Remember grade school, when you were standing in a lunch line with a pastel fiberglass tray? You were likely shuffling alongside a dingy semi-gloss wall of cinderblock, plastered with posters about Being all that you can be, or how to save someone from choking on a Salisbury steak, or the wonderful info-graphic that we are all supposed to live by: The Food Pyramid.

You had seen said Pyramid a million times by the age of 10. Even so, when you get to the front of the lunch line, you pile your tray high with fries, pizza, an over-sized chocolate chip cookie, and maybe some iceberg lettuce with carrot shreds, with a generous heap of ranch dressing. If you didn’t bring a packed lunch to school, then you were pretty much guaranteed to be biting off the top of the pyramid as well as nibbling off a bottom corner. The poor neglected middle.

Some of us get older, then fatter, then wiser, and we learn that to feel good, and survive, we need to take the whole pyramid into account. I don’t claim to eat a perfect pyramid everyday, but I am trying to eat more fresh stuff when possible.

It is also nice to try and get vitamins from somewhere besides a pill.

Hence, I have welcomed a new buddy into my home. Meet the juicer:


Best fruit I have drank. (drunk?)

Best fruit I have drank. (drunk?)


4 responses to “Juice, Glorious Juice

  1. Official proof I’m older than you: I grew up with the “Four Food Groups” instead of the food pyramid.

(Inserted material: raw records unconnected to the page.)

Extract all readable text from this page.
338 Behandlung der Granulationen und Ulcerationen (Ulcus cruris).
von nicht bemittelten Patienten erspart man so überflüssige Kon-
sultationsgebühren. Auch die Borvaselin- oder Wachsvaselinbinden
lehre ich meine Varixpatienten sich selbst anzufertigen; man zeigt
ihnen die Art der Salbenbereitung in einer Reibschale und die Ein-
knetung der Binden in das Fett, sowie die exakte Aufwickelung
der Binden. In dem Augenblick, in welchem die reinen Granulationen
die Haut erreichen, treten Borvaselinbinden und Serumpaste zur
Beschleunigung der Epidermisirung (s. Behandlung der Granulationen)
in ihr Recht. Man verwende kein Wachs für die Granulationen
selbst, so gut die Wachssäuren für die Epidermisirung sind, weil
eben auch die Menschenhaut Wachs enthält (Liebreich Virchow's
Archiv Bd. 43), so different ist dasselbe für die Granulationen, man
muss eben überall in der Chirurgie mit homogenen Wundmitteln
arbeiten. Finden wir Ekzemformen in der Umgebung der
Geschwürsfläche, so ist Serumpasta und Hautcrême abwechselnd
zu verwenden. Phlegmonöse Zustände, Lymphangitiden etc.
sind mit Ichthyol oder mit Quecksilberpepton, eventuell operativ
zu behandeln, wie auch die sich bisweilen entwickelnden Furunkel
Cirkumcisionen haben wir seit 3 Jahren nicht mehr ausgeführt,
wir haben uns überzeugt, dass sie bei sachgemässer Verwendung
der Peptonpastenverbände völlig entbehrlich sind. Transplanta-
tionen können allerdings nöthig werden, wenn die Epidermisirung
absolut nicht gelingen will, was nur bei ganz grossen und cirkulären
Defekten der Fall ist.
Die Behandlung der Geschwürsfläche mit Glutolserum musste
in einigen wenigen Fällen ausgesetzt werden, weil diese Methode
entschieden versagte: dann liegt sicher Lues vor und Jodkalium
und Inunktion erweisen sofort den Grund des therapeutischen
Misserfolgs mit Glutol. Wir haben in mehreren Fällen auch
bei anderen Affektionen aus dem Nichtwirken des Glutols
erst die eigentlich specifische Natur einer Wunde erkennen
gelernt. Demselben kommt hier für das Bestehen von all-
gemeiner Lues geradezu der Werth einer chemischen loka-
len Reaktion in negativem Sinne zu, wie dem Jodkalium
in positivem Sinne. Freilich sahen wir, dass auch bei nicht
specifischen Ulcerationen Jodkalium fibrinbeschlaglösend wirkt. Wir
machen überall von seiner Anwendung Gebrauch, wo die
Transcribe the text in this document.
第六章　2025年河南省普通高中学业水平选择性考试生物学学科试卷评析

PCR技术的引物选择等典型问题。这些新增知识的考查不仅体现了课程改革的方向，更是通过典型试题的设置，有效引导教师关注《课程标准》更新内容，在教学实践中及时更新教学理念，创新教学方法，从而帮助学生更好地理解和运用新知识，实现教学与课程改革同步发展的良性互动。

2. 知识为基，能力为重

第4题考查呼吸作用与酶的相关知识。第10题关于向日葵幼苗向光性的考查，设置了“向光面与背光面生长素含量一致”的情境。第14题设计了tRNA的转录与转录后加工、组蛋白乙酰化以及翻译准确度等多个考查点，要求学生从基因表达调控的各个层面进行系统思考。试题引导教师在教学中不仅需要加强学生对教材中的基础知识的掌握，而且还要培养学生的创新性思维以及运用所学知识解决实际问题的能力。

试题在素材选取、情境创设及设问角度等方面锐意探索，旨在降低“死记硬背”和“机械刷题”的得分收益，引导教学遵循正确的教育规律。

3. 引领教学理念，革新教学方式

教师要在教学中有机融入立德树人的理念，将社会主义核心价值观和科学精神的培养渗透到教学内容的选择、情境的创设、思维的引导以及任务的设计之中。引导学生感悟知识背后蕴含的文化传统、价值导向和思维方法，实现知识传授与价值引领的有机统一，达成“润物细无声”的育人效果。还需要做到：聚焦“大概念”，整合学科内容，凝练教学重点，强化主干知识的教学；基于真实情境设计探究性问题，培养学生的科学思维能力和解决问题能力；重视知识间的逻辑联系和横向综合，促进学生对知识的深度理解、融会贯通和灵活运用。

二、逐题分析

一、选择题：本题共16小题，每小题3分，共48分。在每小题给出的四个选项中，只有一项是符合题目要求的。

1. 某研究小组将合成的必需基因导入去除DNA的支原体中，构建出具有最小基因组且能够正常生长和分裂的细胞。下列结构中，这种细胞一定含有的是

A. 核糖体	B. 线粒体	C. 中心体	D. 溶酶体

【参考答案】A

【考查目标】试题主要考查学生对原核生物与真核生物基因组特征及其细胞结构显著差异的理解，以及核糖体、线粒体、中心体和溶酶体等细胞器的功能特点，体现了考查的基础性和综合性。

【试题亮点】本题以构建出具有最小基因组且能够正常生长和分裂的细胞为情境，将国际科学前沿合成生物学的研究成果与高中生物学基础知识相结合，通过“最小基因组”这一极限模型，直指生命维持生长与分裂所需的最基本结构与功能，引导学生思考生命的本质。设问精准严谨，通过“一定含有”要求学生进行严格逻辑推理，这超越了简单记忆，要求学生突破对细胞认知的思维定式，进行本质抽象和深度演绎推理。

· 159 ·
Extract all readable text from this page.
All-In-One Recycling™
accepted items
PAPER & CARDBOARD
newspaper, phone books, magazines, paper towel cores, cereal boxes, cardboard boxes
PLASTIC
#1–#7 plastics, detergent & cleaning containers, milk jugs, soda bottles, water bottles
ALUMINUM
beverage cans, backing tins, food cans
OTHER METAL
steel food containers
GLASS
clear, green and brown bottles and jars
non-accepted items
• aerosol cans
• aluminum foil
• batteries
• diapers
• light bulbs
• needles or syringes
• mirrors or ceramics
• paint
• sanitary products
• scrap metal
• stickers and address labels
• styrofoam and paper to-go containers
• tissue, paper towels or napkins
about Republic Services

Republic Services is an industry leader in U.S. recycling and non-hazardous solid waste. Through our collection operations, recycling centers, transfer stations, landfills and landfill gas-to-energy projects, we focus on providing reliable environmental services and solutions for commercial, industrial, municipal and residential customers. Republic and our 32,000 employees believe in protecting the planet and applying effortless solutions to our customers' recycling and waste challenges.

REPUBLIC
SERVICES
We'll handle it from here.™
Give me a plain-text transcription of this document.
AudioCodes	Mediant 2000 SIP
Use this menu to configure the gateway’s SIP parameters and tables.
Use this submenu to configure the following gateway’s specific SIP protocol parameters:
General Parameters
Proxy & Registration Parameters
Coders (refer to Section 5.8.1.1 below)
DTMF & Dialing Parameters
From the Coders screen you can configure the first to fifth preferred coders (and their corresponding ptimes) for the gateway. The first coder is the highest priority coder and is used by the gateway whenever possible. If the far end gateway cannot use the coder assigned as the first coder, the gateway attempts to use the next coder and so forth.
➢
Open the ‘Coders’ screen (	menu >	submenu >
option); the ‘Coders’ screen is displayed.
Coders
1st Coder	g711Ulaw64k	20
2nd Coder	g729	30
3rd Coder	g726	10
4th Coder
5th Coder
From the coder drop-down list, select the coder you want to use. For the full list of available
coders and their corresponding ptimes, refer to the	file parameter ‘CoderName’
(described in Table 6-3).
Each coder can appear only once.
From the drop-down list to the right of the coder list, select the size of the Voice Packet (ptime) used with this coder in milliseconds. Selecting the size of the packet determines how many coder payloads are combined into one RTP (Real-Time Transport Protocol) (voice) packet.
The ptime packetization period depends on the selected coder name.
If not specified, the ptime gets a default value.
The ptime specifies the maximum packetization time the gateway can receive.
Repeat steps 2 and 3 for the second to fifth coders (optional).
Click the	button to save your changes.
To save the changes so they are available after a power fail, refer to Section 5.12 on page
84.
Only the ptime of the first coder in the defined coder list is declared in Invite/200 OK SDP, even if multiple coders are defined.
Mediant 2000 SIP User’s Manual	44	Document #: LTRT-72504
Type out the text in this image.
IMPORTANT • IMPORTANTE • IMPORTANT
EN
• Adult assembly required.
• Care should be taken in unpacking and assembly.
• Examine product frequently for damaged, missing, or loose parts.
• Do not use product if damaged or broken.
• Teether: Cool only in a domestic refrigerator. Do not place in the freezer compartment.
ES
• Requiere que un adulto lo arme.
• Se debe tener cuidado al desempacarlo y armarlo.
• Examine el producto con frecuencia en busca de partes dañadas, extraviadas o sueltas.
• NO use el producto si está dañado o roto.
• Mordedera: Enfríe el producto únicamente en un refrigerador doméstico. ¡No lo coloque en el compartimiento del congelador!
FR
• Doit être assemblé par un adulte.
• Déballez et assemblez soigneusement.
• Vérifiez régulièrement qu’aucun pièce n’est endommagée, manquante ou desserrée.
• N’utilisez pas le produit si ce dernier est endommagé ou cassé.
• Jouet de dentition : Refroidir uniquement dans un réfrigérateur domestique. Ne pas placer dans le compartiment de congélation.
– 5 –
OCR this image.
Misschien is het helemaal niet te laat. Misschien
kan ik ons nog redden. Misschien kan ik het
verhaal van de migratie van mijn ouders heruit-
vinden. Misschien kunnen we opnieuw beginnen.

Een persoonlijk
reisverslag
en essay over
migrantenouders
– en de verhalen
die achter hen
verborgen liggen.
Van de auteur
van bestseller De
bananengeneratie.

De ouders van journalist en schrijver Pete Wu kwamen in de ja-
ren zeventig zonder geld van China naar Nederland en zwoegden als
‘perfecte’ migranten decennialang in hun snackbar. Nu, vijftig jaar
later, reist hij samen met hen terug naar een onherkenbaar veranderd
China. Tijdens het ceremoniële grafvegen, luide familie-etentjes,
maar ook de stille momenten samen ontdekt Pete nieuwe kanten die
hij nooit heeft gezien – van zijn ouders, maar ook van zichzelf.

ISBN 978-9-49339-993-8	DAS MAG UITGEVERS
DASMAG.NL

    I’ve always wanted to know: does freshly juiced fruit retain fiber?

  2. I just got home from the Lincoln Square F.M. with a bag of Honey Crisps and a half gallon of fresh cider. Love. Love. Love.

  3. I think it contains a bit, BUT it is more about the nutrients than the fiber of the fruit when juicing:

    “Plus, since juicing removes the indigestible fiber, these nutrients are available to the body in much larger quantities than if the piece of fruit or vegetable was eaten whole. For example, because many of the nutrients are trapped in the fiber, when you eat a raw carrot, you are only able to assimilate about 1% of the available beta carotene. When a carrot is juiced, removing the fiber, nearly 100% of the beta carotene can be assimilated.”


  4. I am so so happy for you and your juice parties! I was madly in love with mine within first purchase, but sadly haven’t been juicing weekly like I had originally wanted. Perhaps you have inspired me! I have a strong urge for some kale & apple juice right now.